Haberme pedido el resto de mis vacaciones en estas condiciones fue suicida. Aunque intenté ordenar mi casa y descansar, no pude dejar de pensar en Nacho. Nacho es quien le da una razón a mi vida. Las decisiones que vengo tomando desde hace muchos años se deben a él. Hace años que espero: una mirada diferente, un gesto amoroso. Algo. Lo que sea.
Hice planes para ir al gimnasio. Hice compras para empezar a comer bien y sacarme del medio los kilos que Putónica y Garchela dicen que tengo de más. Pero todo quedó ahí. Prácticamente no me moví de la cama, salvo para ir hasta la heladera o hasta la pc, aunque no pude ordenar una idea para calmarme escribiendo. Vi películas (muchas) de esas que tienen el final feliz con el que todas soñamos. Ahora me doy cuenta de que fue un error. Todo fue un error: las películas que sólo me hicieron pensar más en Nacho, el helado, la pizza, las hamburguesas, las golosinas. Esta mañana me sentía fatal, como si me hubiera pasado por encima un camión con tres acoplados. Me sentía peor que las mujeres constipadas de la televisión que reniegan porque están hinchadas, pesadas. La ropa me aprieta (las medias me dan calor) y eso me pone de muy mal humor.
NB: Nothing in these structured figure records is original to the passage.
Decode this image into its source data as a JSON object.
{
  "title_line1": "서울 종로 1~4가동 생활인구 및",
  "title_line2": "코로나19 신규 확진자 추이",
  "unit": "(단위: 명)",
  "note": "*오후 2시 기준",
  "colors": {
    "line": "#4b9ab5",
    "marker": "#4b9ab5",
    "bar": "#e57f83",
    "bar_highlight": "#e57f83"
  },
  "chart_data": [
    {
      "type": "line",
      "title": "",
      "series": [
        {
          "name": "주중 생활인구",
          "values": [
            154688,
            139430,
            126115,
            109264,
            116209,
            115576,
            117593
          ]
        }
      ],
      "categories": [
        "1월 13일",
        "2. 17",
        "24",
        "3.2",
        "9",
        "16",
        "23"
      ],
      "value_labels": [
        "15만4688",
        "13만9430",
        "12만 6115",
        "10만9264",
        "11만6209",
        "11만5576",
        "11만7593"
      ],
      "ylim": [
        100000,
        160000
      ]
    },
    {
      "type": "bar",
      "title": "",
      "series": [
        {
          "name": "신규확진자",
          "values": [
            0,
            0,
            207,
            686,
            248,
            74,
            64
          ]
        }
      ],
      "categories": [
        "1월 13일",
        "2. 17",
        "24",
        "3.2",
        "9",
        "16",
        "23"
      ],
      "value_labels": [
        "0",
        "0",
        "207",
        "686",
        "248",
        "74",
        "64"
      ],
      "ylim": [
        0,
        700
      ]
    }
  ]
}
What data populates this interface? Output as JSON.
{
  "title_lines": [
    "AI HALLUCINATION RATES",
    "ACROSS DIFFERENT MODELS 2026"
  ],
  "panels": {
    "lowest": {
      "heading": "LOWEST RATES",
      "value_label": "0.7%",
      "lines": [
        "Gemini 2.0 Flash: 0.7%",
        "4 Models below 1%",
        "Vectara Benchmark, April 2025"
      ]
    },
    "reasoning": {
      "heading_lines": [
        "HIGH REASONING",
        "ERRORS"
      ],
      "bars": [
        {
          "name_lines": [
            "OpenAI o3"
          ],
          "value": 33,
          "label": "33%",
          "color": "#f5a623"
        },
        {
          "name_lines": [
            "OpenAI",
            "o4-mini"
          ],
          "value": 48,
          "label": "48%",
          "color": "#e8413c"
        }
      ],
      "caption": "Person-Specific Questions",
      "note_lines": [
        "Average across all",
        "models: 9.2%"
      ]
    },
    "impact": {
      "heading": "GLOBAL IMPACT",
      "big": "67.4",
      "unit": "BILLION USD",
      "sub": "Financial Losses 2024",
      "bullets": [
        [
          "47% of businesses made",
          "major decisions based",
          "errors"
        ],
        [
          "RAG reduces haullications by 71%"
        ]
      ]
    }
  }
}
Realmente, no sé ni cómo logré levantarme de la cama esta mañana.
Mientras viajaba apretada y semidormida, rogando que algún asiento del colectivo se desocupara y sintiéndome como una bolsa de residuos grasientos, algo me hizo click. Algo me golpeó en la nuca con una fuerza inhumana. Era una vieja, que había levantado la cartera tratando de hacerse paso a como diera lugar. Pero ese golpe (que en otro momento me hubiese llevado a insultar a la vieja) me despertó de mi letargo de papas fritas e imágenes en el televisor.
Me di cuenta de que todos estos años, anduve detrás de Nacho, en las sombras. Buscándolo, siguiéndolo en silencio. Desde que lo conocí, cuando empezamos la escuela secundaria fue así. Yo no formaba parte de su grupo de amigos, pero me bastaba con verlo de lejos, perfecto y deslumbrante. Me sentía invisible cuando se acercaba y lentamente, me acostumbré a eso.
Durante el último año de la escuela secundaria, hice mi duelo. Sabía que Nacho se alejaría para siempre y que yo no podía hacer nada para evitarlo. Me dediqué a mirarlo en silencio y a disfrutar cada uno de esos momentos que no se volverían a repetir. Ya estaba resignada. No se me ocurría que las cosas podían suceder de otra manera. Sin embargo, todo cambió el día de la fiesta de egresados.
Odio las fiestas, siempre las odié. Sólo fui porque esa iba a ser mi última oportunidad de ver a Nacho. Yo estaba sentada afuera, fumando. Nacho salió del salón, raramente solo. Se sentó a mi lado, como si fuéramos viejos amigos y me pidió un cigarrillo. No recuerdo que me dijo porque me sentí mareada. Todo daba vueltas a mi alrededor. No podía creer que Nacho estuviera hablándome. Terminó el cigarrillo y se despidió con un ‘nos vemos adentro Lau’. No supe qué hacer ni por qué me decía eso. Me asusté y me fui.

Desde ese día (desde el día en el que me di cuenta de que yo no era invisible para él), lo perseguí absurdamente. Obtuve un trabajo en la librería, sólo para estar más cerca. Pero nada cambió.
Algo tiene que cambiar. De eso estoy segura. Por vos, Nacho. Por mí. No sé qué ni cómo, pero es momento de hacer algo.